The top gainers on the Sensex were TCS up by 2.14%, Infosys up by 1.49%, Bajaj Auto up by 1.39%, Sun Pharma up by 1.28% and ITC up by 1.03%. On the flip side, Tata Power was down by 3.62%, L&T was down by 2.42%, Coal India was down by 2.21%, M&M was down by 2.16% and BHEL was down by 2.10% were the top losers on the Sensex.

Meanwhile, in line with recommendations of Nachiket Mor Committee, the RBI will soon come out with India's first payment bank, which will provide deposit and payment services but wouldn’t lend, considering country’s potential for huge financial inclusion.

However, before coming out with the payment bank, the RBI will issue guidelines for it and is also in discussion with government for a framework on differentiated bank licences. Additionally, central bank’s deputy governor, H. R. Khan, highlighted that RBI was in process of issuing guidelines on universal commercial banking licences and will also be floating norms for small banks in the private sector along with mid-sized universal commercial bank.

However, the guidelines on universal commercial banking, will not be based on a single window, but it will be ‘on tap’. The RBI, in April, had given in-principle approval for setting up of banks to IDFC and Kolkata-base micro lender Bandhan. The two banks were selected from the list of 26 applicants, including state-run IFCI and private sector Anil Ambani group and Aditya Birla group, Bajaj Finance, Muthoot Finance, Religare Enterprises and Shriram Capital, among others.

Further, RBI’s deputy governor announced that the central bank was in discussion with the government to revamp inflation-indexed bonds to attract more retail investors. The bonds, introduced in June last year by the central bank, aimed at giving returns that exceed the rate of inflation to ensure that rising prices don't eat into the value of investor savings, failed to garner required interest from investors, which failed to understand its complex structure. He, further underscored that RBI was in process for improvising the features of these bonds for attracting more retail investors.
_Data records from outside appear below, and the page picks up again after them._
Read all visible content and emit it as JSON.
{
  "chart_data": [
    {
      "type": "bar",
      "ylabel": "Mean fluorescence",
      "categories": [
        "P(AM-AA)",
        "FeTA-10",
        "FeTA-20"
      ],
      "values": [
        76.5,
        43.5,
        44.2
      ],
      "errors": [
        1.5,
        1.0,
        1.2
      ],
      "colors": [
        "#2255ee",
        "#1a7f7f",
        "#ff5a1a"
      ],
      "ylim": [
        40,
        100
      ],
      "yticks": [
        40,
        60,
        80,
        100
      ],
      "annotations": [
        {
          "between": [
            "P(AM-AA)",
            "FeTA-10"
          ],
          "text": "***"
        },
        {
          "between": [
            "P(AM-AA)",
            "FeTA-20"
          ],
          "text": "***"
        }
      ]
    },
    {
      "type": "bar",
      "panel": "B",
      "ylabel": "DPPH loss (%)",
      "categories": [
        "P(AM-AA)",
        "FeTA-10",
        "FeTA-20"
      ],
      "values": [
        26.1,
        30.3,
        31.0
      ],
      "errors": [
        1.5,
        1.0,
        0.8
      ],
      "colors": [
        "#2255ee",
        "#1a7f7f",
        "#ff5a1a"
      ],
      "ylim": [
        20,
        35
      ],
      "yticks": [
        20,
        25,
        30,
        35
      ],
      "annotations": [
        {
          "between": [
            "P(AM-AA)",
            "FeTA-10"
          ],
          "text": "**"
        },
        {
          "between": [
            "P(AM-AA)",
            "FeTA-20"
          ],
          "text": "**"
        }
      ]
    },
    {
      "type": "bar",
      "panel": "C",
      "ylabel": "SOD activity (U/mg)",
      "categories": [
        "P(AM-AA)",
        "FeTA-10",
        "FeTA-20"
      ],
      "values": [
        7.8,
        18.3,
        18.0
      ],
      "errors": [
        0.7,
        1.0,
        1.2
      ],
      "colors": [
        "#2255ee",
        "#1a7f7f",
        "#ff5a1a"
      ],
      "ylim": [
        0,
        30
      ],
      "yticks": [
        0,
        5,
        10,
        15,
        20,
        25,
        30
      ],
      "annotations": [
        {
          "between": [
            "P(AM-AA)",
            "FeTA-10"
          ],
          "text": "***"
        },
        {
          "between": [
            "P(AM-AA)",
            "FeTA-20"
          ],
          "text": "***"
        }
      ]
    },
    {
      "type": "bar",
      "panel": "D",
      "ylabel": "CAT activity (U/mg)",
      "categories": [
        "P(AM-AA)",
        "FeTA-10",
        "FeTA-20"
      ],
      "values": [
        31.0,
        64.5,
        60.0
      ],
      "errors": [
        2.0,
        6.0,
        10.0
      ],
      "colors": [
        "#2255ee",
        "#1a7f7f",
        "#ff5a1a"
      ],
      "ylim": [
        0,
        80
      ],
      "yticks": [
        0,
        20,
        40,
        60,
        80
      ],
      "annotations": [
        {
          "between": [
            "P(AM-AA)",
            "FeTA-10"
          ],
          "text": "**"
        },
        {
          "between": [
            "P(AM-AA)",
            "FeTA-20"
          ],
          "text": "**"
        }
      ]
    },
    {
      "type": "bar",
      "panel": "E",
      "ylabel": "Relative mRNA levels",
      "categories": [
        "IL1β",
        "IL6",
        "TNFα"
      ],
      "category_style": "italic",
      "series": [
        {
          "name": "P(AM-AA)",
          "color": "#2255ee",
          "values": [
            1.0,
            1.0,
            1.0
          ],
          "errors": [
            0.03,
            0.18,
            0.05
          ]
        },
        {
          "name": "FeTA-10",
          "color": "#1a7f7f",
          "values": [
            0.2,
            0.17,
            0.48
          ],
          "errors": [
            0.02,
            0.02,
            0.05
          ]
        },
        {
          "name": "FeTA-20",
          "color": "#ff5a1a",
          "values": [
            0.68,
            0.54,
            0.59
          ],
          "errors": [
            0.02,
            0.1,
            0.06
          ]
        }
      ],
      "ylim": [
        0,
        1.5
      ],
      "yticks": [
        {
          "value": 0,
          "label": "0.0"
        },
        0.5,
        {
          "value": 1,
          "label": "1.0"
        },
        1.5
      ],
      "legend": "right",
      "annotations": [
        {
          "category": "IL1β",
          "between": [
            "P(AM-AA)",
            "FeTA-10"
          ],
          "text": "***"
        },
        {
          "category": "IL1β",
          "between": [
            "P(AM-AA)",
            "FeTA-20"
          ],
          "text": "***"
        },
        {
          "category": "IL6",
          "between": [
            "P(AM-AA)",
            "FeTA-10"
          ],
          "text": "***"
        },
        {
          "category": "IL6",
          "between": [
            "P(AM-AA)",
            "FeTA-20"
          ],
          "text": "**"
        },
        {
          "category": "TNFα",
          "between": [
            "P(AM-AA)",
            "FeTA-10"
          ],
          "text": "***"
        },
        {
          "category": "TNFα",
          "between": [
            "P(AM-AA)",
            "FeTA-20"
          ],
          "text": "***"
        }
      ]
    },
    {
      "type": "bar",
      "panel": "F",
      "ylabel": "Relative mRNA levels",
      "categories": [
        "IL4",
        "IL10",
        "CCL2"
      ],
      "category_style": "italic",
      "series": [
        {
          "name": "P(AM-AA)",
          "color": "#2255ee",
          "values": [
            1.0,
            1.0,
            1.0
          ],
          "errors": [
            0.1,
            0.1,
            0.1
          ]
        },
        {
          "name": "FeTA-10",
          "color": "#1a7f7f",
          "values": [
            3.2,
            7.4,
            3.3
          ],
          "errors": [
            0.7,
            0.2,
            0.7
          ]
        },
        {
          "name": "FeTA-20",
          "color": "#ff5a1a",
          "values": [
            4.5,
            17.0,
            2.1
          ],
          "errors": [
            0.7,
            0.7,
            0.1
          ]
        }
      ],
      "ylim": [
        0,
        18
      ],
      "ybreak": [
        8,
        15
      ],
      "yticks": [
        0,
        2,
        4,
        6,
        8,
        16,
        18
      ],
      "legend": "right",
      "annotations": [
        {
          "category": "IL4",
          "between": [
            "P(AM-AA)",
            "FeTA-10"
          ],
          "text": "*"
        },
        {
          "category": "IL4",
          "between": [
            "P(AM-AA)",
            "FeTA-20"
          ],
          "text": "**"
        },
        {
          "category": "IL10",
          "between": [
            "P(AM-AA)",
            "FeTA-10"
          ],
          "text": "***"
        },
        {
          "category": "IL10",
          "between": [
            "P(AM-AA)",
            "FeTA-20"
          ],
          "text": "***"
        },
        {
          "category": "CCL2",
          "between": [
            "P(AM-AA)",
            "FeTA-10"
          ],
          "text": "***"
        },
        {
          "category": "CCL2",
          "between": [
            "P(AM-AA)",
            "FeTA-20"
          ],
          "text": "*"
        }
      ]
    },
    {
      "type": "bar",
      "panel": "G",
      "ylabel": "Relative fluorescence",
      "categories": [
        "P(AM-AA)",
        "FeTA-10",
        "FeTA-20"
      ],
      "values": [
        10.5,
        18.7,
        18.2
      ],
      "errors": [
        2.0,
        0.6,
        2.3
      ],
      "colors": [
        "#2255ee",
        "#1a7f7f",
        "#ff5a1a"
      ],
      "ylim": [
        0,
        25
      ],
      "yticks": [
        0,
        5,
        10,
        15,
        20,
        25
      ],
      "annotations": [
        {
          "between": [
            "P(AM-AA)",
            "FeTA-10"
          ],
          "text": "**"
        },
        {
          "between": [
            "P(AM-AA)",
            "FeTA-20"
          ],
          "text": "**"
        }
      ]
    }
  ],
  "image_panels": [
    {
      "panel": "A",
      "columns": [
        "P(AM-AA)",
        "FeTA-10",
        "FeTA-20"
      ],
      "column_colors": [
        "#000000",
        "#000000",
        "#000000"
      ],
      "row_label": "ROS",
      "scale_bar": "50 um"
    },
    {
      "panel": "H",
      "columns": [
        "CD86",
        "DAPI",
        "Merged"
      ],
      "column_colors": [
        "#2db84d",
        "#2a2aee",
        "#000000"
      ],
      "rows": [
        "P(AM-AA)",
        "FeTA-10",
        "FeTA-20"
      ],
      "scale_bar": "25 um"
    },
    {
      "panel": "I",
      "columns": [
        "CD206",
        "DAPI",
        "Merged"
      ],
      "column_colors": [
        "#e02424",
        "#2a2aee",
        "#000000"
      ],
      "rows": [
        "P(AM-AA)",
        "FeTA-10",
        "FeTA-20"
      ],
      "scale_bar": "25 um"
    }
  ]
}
The CNX Nifty opened at 7,534.80; about 8 points lower as compared to its previous closing of 7,542.10, and has touched a high and a low of 7,548.60 and 7,490.75 respectively. The index is currently trading at 7,490.85, up by 51.25 points or 0.68%. There were 8 stocks advancing against 12 declines on the index.

The top gainers of the Nifty were TCS up by 1.94%, ITC up by 1.38%, Bajaj Auto up by 1.35%, Sun Pharma up by 1.21% and Infosys up by 1.20%. On the flip side, Tata Power down by 4.39%, PNB down by 3.38%, Bank of Baroda down by 2.84%, Coal India down by 2.63% and Indusind Bank down by 2.61% were the major losers on the index.

Asian equity indices were trading mostly in the red; Nikkei 225 tumbled 160.15 points or 1.06% to 14,937.69, Hang Seng slipped by 22.52 points or 0.10% to 23,296.65, KOSPI Index declined 0.57 points or 0.03% to 1,990.28, Jakarta Composite dipped by 13.88 points or 0.28% to 4,912.78, Straits Times declined by 0.19 points or 0.01% to 3,293.06 and FTSE Bursa Malaysia KLCI was down by 3.74 points or 0.20% to 1,873.00.

On the flip side, Shanghai Composite was up by 3.82 points or 0.18% to 2,074.53.